What happens behind execution of an `import` statement?
Very often we in our daily usage of Python, we face errors related to $PATH, $PYTHONPATH, or other import related errors. A clear understanding of the import system helps us to fix these errors properly, and build extensions on top of the import system.
This talk follows this template to explain what goes on in the background when you execute
from spam import ham, or any other import statement. Additionally, it discusses import hooks(PEP-302) and how to use them.
Every Python script involves import statements. And if you develop software with Python, you might already have come across import and path related errors like ImportError, ModuleNotFoundError, etc.
It's important to know the import mechanics, both for general knowledge, and to develop custom plugins to tweak the import system. In this talk, we'd discuss in detail about how the import system works, its components and what tasks they perform respectively.
Who should attend this talk?
This talk is most suitable for beginner to intermediate level Pythonistas.
How does the talk proceed?
- The talk starts with packages in Python, and how to organize Python files in order to make them distributable, and importable.
- It proceeds to discuss about $PATH and $PYTHONPATH, and how they are used to enable system-wide imports, and how capable are Python's path based import handlers, if they let a programmer import from remote URIs, etc.
- Different types of packages such as regular packages, namespace packages, frozen modules, etc. are discussed.
After that, some key components are introduced i.e sys.modules and how modules are refreshed and regulated in runtime, what finders and loaders are, and what 'import protocol' is, sys.meta_path, sys.path_hooks.
The talk then goes in detail about finders, the default finders in Python, spec object, and its functioning. After finders, loaders are discussed with sample code, explaining the steps involved from processing a spec, and creating, executing, and loading a module to sys.modules.

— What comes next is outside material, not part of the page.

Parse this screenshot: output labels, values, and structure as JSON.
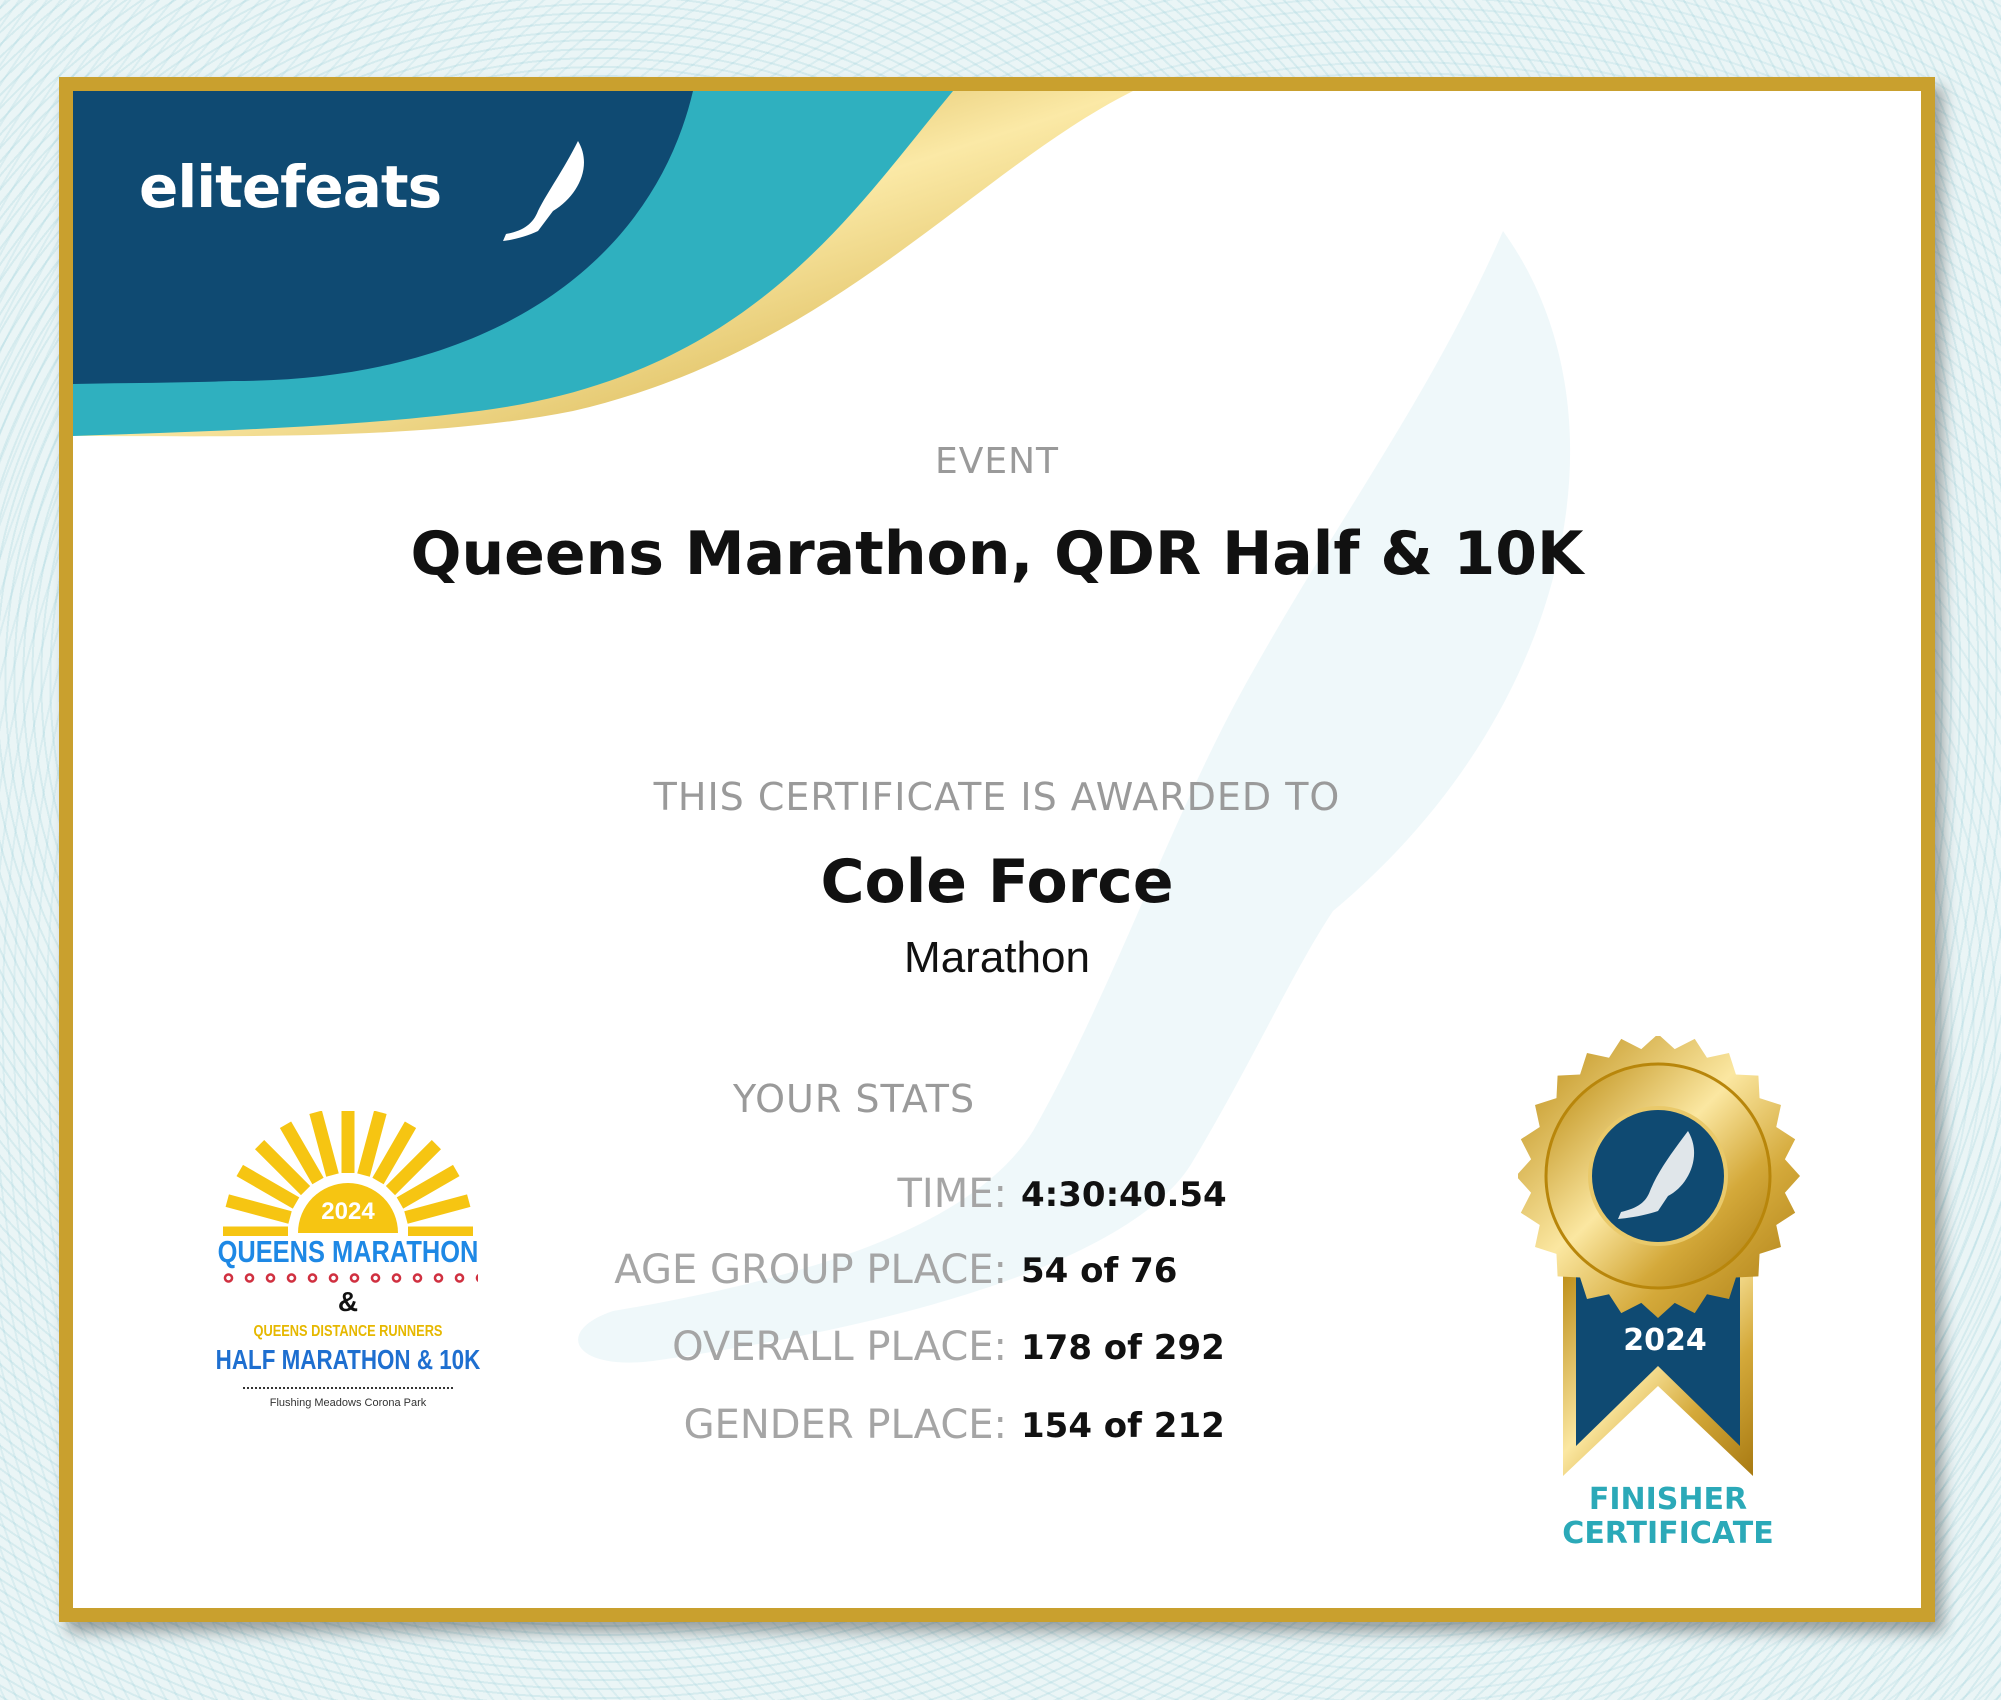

- After finders and loaders, 'import hooks' are discussed i.e how Python allows injection of custom components to handle a pre-defined import statement.
- This follows a demonstration of import hooks, implementation of a meta_path finder Class which protects importing of modules from an http server with a token exchange. (So the source code is protected, and it can be logged who requested the source code by a signature to act against misuse.)
- The demonstration is followed by listing some important use cases of import hooks, and how folks have used it in the past.
What can someone get out of this talk?
An understanding of the import system's mechanics, which helps to quickly debug and fix path/import related errors. Knowledge of import hooks, to build custom import related plugins.
Time Duration - Topic
0 - 4 Introduction to packages and how to organize packages
4 - 7 Types of packages in python, and the default ones the import system supports.
7 - 12 Components of import system - sys.modules - finders and loaders - chronology of import related tasks
12 - 15 Finders, examples of finders, and how they function, find_spec function
15 - 17 sys.meta_path, sys.path_hooks in detail
17 - 19 Introduction to PEP 302, and import hooks
19 - 22 explain loaders with template code
23 - 25 code walkthrough and demonstration of an implementation of import hooks
25 - 26 briefly cover 'importing of submodules' topic with an example
26 - 28 present use-cases of import hooks, and usage in industry, conclude.
28 - 30 Q&A
- Syntactic knowledge of Python
- Should have come across import/$PYTHONPATH related errors
If you don't know either and still like the talk idea, please follow this gist to 'intentionally' come across the errors :)
Shivashis Padhi is a senior, majoring Computer Science and Engineering at National Institute of Technology, Tiruchirappalli, India.
With ~3 years of experience as a student software developer he has worked with multiple organizations(Python Software Foundation - GSoC'20, Delta Force), large and small scale startups(Grofers, Flytbase Labs, Gmetri), he lives by a simple policy, 'learn and build stuff to make the world a better place'. He's currently an intern with the Data Engineering team at Grofers building geospatial data-management tools. He spends some time contributing to MSS with an amazing set of people.
He also gave his first ever technical talk, about maps and Python during PyCon India'19.
Keeping work aside, he's a big fan of earth, computers, maps, classical music from different cultures, and history.